И Бориса Ёлкина стали готовить в колхоз.
— Ма, нам сказали, нужны резиновые сапоги и телогрейку какую-то, — объявил он ещё через пару дней.
— С ума сошли! Где мы возьмём тебе резиновые сапоги? А телогрейку?! Это музейное достояние!
— А я у Софки спрошу, — догадался Борис Николаевич. — У него есть, наверное.
Софокл как раз был занят весьма важным делом: шнурком от ботинка он доставал провалившиеся пробки из винных бутылок. Это было делом кропотливым, тонким, можно даже сказать, ювелирным, и требовало большой сосредоточенности и усердия. Суть его заключалась в том, что плоский шнурок, сложенный петлёй, нужно опустить в пустую (если не считать пробки и дохлых мух) винную бутылку, набросить его там на торец пробки, и аккуратно подтянуть к горлышку, одновременно маневрируя бутылкой. Нужно стараться, чтобы пробка не вывалилась из петли (тогда начинай всё сначала), не перекосилась (а
Как раз в ту минуту, когда Софокл, от усердия высунув язык, набрасывал шнурок на эту чёртову пробку, которая почему-то всё время выскальзывала, открылась дверь, и к нему, уже по-свойски, без стука, вошёл Ёлкин. Рука Софки дёрнулась, и пробка в очередной раз выскользнула из петли.
— А, мать твою, ё-моё, — ругнулся Софокл, но, увидев гостя, расплылся в улыбке: — Николаич! Проходи, проходи!
Борис Николаевич, с трудом маневрируя по заставленному бутылками полу, попытался пройти к свободному стулу, но не совсем удачно, и бутылки, как кегли, валясь и роняя друг друга, устроили страшный звон и переполох.
— А-а, понимаешь… — проворчал Борис Николаевич. — Развёл тут…
— Так заработок ж, Николаич, — невозмутимо сказал Софокл. — Вот считай, по восемь копеек бутылка…
— Ладно, это ты сам считать будешь, — перебил его Ёлкин. — Ты мне лучше вот что скажи: у тебя резиновые сапоги и телогрейка найдутся? Борька, внук, понимаешь, в колхоз на картошку едет, ему нужны сапоги да телогрейка.

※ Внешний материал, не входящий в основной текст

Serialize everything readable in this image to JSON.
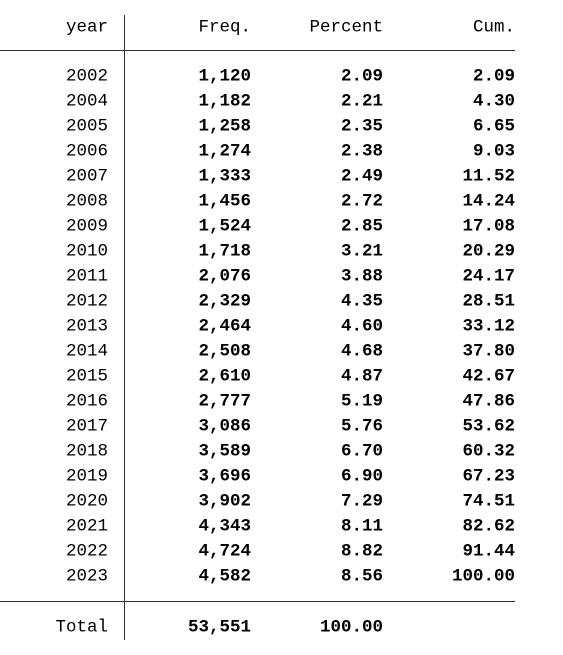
{
  "table": {
    "header": [
      "year",
      "Freq.",
      "Percent",
      "Cum."
    ],
    "rows": [
      [
        "2002",
        "1,120",
        "2.09",
        "2.09"
      ],
      [
        "2004",
        "1,182",
        "2.21",
        "4.30"
      ],
      [
        "2005",
        "1,258",
        "2.35",
        "6.65"
      ],
      [
        "2006",
        "1,274",
        "2.38",
        "9.03"
      ],
      [
        "2007",
        "1,333",
        "2.49",
        "11.52"
      ],
      [
        "2008",
        "1,456",
        "2.72",
        "14.24"
      ],
      [
        "2009",
        "1,524",
        "2.85",
        "17.08"
      ],
      [
        "2010",
        "1,718",
        "3.21",
        "20.29"
      ],
      [
        "2011",
        "2,076",
        "3.88",
        "24.17"
      ],
      [
        "2012",
        "2,329",
        "4.35",
        "28.51"
      ],
      [
        "2013",
        "2,464",
        "4.60",
        "33.12"
      ],
      [
        "2014",
        "2,508",
        "4.68",
        "37.80"
      ],
      [
        "2015",
        "2,610",
        "4.87",
        "42.67"
      ],
      [
        "2016",
        "2,777",
        "5.19",
        "47.86"
      ],
      [
        "2017",
        "3,086",
        "5.76",
        "53.62"
      ],
      [
        "2018",
        "3,589",
        "6.70",
        "60.32"
      ],
      [
        "2019",
        "3,696",
        "6.90",
        "67.23"
      ],
      [
        "2020",
        "3,902",
        "7.29",
        "74.51"
      ],
      [
        "2021",
        "4,343",
        "8.11",
        "82.62"
      ],
      [
        "2022",
        "4,724",
        "8.82",
        "91.44"
      ],
      [
        "2023",
        "4,582",
        "8.56",
        "100.00"
      ]
    ],
    "total": [
      "Total",
      "53,551",
      "100.00"
    ]
  }
}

— Сделаем по первому разряду, Николаич! Какой размер-то у Борьки твоего?
— Да ты, лучше, того… побольше.
— Все баки вокруг обшарю, а тебя уважу, Николаич! Об чём речь!
— Только ты того… — замялся Ёлкин. — Не говори уж ему, где взял-то. А то они, молодёжь-то, знаешь…
— Ясное дело! Молоток!
Когда через пару дней Борис Николаевич преподнёс внуку узелок — завёрнутые в телогрейку кирзовые сапоги (Софокл так постарался, что вместо резиновых даже надыбал кирзовые), то думал, тот будет фыркать и ни за что не облачится в эти помоечные трофеи. Борис Николаевич даже приготовился к проповеди на тему своей трудовой юности.

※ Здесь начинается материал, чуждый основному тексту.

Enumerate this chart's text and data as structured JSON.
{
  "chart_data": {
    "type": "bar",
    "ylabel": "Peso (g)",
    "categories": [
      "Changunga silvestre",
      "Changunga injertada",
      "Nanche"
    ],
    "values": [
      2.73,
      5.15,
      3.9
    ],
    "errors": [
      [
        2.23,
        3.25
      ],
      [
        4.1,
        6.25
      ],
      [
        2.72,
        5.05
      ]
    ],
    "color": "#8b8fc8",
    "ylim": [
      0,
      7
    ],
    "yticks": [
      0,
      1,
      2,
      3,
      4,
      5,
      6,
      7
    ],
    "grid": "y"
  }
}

— На вот. Я тебе тут для колхоза приготовил одёжу кое-какую…
Борис Ёлкин-младший, развернув узел и увидя такой живописный наряд, пришёл в дикий восторг.
— Дед, это же класс! — заорал он. — Где ты всё это достал?! Это же последний писк моды!

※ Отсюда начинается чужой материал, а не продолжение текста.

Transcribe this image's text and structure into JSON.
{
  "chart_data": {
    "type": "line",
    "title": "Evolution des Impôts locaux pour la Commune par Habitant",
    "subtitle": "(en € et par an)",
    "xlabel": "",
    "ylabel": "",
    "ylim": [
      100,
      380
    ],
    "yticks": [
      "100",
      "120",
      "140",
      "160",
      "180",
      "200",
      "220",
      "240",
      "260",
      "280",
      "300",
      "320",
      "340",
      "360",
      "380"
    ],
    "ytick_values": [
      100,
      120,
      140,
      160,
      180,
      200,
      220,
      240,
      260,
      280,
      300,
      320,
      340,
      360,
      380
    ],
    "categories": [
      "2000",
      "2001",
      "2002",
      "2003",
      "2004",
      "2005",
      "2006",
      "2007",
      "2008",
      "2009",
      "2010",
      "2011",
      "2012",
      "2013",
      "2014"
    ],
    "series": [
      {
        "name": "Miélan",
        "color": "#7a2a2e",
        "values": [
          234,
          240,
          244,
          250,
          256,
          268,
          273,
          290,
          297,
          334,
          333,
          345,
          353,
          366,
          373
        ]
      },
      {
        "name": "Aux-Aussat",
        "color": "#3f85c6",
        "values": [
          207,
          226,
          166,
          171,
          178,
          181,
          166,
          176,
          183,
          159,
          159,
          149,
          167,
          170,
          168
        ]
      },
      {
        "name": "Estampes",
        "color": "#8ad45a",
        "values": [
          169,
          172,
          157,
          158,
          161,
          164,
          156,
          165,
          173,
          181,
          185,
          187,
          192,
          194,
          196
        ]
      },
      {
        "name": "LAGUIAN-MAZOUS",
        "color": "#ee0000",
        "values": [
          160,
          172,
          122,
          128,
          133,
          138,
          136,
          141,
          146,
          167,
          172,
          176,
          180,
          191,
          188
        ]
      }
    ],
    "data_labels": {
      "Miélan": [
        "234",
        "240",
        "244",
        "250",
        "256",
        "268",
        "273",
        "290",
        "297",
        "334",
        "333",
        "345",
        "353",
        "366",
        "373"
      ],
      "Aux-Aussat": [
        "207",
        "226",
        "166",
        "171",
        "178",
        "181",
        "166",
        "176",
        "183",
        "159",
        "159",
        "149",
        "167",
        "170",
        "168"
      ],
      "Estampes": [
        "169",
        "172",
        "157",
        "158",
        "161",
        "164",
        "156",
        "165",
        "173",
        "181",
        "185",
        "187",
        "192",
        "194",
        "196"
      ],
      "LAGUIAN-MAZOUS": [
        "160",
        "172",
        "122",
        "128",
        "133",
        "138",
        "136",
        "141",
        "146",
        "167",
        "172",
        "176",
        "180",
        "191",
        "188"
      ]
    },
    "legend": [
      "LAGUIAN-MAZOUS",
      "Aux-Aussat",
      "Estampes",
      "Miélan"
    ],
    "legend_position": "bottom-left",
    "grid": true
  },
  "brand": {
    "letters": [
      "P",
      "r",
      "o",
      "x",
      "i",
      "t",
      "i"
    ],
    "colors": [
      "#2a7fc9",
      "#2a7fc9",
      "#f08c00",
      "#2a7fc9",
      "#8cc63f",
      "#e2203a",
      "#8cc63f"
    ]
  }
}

Да, у молодёжи сейчас входил в моду новый стиль «гранж». Ещё он назывался «назад — в светлое будущее» или «я живу при коммунизме». Если Борис с ребятами встречали кого-нибудь, одетого в этом стиле на улицах Москвы, они с превеликой завистью осматривали счастливчика и долго смотрели ему вслед. На рынке эти шмотки стоили ужасно дорого, и Борис-младший, зная о тяжёлом материальном положении своей семьи, родным о них даже не заикался. Он, правда, и не подозревал, что именно эта клёвая куртяга называется телогрейкой. Он думал, что «телогрейка» — это какая-то очень тёплая футболка. А сапоги вообще превзошли все его ожидания.